Sermons

Summary: Christ, our remarkable redeemer.

Remarkable Redeemer, James 1:12-18

Introduction

A sign in a convenience store read, “Check Cashing Policy: To err is human. To forgive, $10.” It’s a funny way to recognize the fact that we make mistakes, but it’s also evidence of the way many people think about forgiveness. To forgive is to accept within yourself the consequences of the sins of others. It means to accept the pain, the problems and the burden that comes when someone sins against you.

Forgiveness is neither an easy nor a frequent gift.

This is what God has done for us: “. . . knowing that you were not redeemed with corruptible things, like silver or gold, from your aimless conduct received by tradition from your fathers, but with the precious blood of Christ, as of a lamb without blemish and without spot” (1 Peter 1:18, 19 NKJV).

What did God give for our forgiveness? It wasn’t money or anything of wealth or value in worldly terms. He gave His Son. Jesus took upon Himself the burden of our sins. Jesus, remarkable redeemer, savior of the world, savior of my soul!

Transition

This morning, as we enter the second Sunday of Advent, as we look forward to the coming of Christ in such humble a manner as a baby in a manger; I want to talk to you about the remarkable redeemer. We will explore the extraordinary message of God descending into human flesh to save you and me.

The Christmas message is nothing short of amazing because it is nothing short of miraculous. Imagine, God in the flesh? Who can fully comprehend the magnitude of such a glorious reality; Jesus, remarkable redeemer, providing a means of salvation for all humanity and more specifically my sins; the sins that I hide and the sins that I do not see; those sins about which I am surrounded and those sins which plague my soul; those sins which live without and within.

This morning, we will talk about Jesus, the only Savior; our remarkable redeemer.

Exposition

It has been well said that Jesus paid a debt that He did not owe because you and I owed a debt that we could not pay. Redemption in Christ is about much more than merely finding temporary encouragement or event great encouragement.

In order to clearly discuss the nature of our remarkable redeemer – Jesus Christ – it is first necessary to give some definition to the term. Remarkable is of course that which is noteworthy, unique, or worthy of mention to someone else. Redemption, in biblical terms, is primarily about being justified in the sight of God.

Redemption in Christ is about having been made into a new creation. It is about being bought back at a price. At what price have we been bought back, you may ask; At the most costly price of all; the blood of our remarkable redeemer, our Saviour, Jesus Christ!

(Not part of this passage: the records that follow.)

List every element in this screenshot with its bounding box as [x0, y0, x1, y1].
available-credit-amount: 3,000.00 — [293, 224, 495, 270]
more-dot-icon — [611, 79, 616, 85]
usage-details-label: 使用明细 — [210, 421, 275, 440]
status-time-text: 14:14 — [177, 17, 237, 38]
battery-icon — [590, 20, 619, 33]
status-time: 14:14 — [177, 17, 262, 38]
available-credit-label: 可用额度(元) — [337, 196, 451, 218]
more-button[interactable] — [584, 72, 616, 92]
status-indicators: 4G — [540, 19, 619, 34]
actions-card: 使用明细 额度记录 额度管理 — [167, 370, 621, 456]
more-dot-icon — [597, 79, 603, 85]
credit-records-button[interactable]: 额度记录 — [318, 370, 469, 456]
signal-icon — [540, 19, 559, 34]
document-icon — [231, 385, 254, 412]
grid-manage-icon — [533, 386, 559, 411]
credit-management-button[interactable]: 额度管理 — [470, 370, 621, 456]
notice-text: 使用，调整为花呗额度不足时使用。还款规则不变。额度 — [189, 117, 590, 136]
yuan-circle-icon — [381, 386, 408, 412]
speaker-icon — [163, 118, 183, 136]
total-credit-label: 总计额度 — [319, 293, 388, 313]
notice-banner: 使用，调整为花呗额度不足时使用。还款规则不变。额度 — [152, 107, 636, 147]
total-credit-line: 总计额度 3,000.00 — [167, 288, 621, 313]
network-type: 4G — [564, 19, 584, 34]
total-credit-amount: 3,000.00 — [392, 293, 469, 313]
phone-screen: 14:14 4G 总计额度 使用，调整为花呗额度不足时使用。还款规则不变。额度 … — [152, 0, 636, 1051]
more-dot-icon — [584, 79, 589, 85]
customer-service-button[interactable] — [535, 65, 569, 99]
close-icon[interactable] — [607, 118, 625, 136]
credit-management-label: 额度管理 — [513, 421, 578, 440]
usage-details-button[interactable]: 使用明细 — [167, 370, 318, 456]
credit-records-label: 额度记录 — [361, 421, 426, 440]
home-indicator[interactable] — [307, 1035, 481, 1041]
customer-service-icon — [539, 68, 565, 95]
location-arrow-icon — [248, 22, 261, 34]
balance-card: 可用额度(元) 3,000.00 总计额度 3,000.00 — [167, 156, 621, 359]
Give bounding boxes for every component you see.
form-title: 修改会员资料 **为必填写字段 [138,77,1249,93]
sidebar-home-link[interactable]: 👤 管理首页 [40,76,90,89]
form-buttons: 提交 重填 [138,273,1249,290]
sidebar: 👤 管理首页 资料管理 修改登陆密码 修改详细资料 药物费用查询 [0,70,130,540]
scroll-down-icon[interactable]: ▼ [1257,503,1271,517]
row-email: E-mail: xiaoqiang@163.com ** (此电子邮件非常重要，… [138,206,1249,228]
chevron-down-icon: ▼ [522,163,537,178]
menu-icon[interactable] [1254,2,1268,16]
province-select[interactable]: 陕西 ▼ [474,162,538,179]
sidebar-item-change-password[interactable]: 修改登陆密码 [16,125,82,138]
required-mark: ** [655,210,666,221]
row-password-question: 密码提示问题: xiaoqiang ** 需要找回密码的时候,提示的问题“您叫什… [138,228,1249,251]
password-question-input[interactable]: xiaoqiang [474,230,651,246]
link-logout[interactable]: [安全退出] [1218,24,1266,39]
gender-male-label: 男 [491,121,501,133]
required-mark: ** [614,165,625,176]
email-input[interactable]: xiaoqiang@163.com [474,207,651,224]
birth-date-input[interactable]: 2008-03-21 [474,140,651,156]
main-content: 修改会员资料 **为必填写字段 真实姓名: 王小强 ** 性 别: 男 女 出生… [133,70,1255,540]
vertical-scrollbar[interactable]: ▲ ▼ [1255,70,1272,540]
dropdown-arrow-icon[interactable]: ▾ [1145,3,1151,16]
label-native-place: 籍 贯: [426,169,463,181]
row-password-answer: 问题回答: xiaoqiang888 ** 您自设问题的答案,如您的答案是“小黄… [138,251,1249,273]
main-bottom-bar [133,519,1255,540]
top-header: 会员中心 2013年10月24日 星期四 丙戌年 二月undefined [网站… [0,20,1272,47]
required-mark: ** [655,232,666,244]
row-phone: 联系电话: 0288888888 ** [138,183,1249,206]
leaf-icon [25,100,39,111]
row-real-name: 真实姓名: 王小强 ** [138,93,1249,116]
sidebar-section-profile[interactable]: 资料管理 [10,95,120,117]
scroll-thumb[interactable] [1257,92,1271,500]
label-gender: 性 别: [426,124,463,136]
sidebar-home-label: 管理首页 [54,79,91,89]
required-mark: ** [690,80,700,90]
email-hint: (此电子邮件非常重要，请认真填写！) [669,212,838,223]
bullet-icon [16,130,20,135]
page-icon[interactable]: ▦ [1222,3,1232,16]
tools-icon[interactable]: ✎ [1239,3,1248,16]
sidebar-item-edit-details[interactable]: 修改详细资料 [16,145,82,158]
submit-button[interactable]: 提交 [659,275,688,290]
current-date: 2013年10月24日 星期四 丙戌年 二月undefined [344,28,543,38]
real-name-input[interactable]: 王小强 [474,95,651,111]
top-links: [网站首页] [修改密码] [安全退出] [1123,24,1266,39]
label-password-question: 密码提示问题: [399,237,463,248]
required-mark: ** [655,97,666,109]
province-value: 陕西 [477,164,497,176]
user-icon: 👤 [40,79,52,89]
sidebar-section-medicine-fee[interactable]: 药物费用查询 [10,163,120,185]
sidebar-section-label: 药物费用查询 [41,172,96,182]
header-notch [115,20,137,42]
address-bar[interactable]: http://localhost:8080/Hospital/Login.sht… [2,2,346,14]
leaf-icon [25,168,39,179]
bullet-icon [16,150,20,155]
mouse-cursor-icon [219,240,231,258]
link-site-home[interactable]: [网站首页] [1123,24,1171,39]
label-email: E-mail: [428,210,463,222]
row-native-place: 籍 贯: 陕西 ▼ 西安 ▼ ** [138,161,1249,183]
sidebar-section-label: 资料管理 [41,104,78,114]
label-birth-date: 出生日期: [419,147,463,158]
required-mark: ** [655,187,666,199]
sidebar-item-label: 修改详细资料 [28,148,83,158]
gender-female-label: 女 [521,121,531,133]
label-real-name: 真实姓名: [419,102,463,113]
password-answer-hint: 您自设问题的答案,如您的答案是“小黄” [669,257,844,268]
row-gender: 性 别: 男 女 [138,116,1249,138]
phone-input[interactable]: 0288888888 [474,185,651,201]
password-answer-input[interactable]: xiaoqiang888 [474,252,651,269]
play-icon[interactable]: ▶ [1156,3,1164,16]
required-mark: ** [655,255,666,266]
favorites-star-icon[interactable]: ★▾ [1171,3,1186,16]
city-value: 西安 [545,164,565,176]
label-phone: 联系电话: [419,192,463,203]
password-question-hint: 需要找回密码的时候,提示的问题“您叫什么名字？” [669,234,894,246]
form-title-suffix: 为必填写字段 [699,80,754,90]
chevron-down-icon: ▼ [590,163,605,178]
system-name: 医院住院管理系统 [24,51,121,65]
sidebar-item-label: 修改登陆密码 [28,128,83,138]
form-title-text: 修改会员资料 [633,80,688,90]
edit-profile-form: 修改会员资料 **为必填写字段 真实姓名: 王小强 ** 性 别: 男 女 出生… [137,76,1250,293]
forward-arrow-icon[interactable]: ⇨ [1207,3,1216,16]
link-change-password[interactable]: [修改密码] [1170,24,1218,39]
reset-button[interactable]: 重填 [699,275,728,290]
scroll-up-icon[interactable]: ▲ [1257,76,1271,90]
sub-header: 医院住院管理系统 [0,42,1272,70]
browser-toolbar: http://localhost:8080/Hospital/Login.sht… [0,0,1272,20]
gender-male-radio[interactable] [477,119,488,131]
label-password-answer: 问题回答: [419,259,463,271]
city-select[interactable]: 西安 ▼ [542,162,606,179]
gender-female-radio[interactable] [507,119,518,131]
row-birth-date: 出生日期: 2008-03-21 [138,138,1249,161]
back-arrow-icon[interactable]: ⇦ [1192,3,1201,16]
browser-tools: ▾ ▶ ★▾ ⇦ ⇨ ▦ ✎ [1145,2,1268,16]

And from whom is it that we are bought back, you say; from the consequences of human sin, namely, enslavement to selfishness and destruction in this life, and to the power of the great enemy of our souls, that fallen, formerly most high angel of God, Satan, who the Bible says seeks to devour us with the trappings of sin and the empty promises of worldly pleasure which promise much but deliver only sorrow.

Redemption is a term that is thrown around a lot but seldom defined. We find it in our theological literature, in our hymnals, and even in popular media, though there it is often used as merely a tag line for someone whose situation improved.

Here are the facts concerning the fallen and sinful state that humanity finds itself in collectively and that each one of us finds ourselves in individually. By nature man is a transgressor and a criminal. We have inherited a sin nature that pervades everything we do, every thought that we have, every impulse that is natural to man is corrupted but selfish desires that dishonor God.

This does not mean that a person can do nothing good or upright or pleasing to God. What it does mean is that in relation to the purity and holiness of almighty God, all of our good works, good intentions, and well wishing are absolutely and completely bankrupt. Without Him working in us we can not please Him.

Romans 3:23 says, “For all have sinned and fall short of the glory of God.” (NIV) The penalty for our collective sin is the curse which we find upon the earth, the violence that nature wreaks all around us. Where there was once perfection in the garden, as accounted in the book of Genesis, now there is corrupt imperfection.

But the message of redemption is this. We who were born enslaved to sin have been set free in Christ! Hallelujah! We, who were born captives of the ruler of this world, have become joint heirs with Christ in His glory!